Objective Involvement of DREB1B in the cold resistance of Fragaria mandschurica Staudt was studied.

Methods Full length cDNA of DREB1B in F. mandschurica was cloned by RT-PCR and analyzed bioinformatically. The sequence of FmDREB1B promoter was cloned with cis-acting elements predicted. GUS vector was constructed to be transiently transformed into tobacco leaves for staining and enzyme activity determination. Relative expression of FmDREB1B was analyzed using RT-qPCR.

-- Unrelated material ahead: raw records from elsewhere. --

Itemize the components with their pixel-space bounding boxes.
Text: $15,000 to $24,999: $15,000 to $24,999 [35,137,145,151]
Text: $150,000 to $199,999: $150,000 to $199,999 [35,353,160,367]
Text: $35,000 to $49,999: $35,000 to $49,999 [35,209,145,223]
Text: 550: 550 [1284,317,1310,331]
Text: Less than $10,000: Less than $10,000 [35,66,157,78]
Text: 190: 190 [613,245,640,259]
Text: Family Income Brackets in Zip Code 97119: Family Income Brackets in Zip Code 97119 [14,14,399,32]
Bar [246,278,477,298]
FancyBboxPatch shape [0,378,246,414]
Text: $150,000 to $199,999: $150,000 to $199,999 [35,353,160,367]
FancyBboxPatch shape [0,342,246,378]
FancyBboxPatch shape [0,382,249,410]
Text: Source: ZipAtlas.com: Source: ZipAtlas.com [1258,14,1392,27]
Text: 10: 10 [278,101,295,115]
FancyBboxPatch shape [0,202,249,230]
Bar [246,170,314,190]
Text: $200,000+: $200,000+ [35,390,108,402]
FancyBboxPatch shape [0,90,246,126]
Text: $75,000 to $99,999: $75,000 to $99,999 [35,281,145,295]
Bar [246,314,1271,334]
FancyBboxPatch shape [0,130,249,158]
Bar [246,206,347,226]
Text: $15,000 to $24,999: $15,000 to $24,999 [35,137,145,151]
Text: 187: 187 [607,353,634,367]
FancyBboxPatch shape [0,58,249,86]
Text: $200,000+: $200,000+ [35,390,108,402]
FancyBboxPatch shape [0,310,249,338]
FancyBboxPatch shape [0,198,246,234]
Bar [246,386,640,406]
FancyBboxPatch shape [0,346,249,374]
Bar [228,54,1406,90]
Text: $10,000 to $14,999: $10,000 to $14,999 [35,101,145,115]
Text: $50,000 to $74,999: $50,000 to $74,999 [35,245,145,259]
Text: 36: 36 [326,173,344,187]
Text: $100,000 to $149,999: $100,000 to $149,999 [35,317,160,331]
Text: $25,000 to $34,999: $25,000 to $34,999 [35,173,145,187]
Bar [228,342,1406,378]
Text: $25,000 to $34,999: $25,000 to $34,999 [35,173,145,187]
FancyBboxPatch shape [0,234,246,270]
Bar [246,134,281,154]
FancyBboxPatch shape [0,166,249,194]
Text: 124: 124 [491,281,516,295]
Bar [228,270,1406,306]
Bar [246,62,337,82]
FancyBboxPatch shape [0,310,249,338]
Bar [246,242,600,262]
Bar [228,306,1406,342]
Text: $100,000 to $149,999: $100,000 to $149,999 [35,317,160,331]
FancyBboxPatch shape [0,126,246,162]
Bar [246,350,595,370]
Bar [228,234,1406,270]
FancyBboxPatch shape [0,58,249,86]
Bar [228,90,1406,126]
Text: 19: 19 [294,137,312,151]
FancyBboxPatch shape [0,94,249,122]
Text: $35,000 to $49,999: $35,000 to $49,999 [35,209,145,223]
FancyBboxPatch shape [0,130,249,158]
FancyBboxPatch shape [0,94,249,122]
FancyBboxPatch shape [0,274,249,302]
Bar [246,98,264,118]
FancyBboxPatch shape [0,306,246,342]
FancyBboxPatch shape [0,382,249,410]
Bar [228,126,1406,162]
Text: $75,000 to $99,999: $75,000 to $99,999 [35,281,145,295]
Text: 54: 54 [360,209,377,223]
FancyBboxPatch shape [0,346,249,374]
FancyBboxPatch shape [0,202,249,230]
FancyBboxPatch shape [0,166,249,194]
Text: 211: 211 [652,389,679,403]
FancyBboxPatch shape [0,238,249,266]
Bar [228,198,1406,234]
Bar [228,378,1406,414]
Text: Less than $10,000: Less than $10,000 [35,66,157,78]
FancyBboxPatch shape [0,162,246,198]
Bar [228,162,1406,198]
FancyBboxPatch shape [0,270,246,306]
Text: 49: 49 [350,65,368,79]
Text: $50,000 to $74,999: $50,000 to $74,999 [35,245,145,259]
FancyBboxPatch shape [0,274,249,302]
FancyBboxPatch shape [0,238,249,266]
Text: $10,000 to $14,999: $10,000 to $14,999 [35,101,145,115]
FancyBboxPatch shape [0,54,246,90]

Results The cDNA of FmDREB1B (GenBank accession number: MN738503.1) was 690 bp in length encoding 229 amino acids that included a conserved AP2 DNA-binding domain. The amino acids encoded by FmDREB1B had the highest homology with FvDREB1B. The FmDREB1B promoter (GenBank accession number: MN933919.1) contained several cis-acting elements associated with hormones and adversity stress responses. The transformation of pFmDREB1B::GUS into tobacco leaves resulted in the transcriptional activity of the promoter. DREB1B expressed in various tissues of F. mandschurica that peaked to be 22.58 times of 0 h after 6 h at 4 ℃. A 6 h ABA （Abscisic Acid）treatment produced a peak expression 15.28 times the original. In contrast, in F. ananassa Duch, the highest expression of DREB1B was 5.41-folds of that at 0 h under the same treatment at 4 ℃ for 6 h, while the ABA treatment resulted in merely 4.64-folds of 0 h.

Conclusion  The finding that DREB1B is involved in the low-temperature response, combined with its initial identification and functional characterization, lays a foundation for further research into its role in the cold tolerance mechanism of F. mandschurica.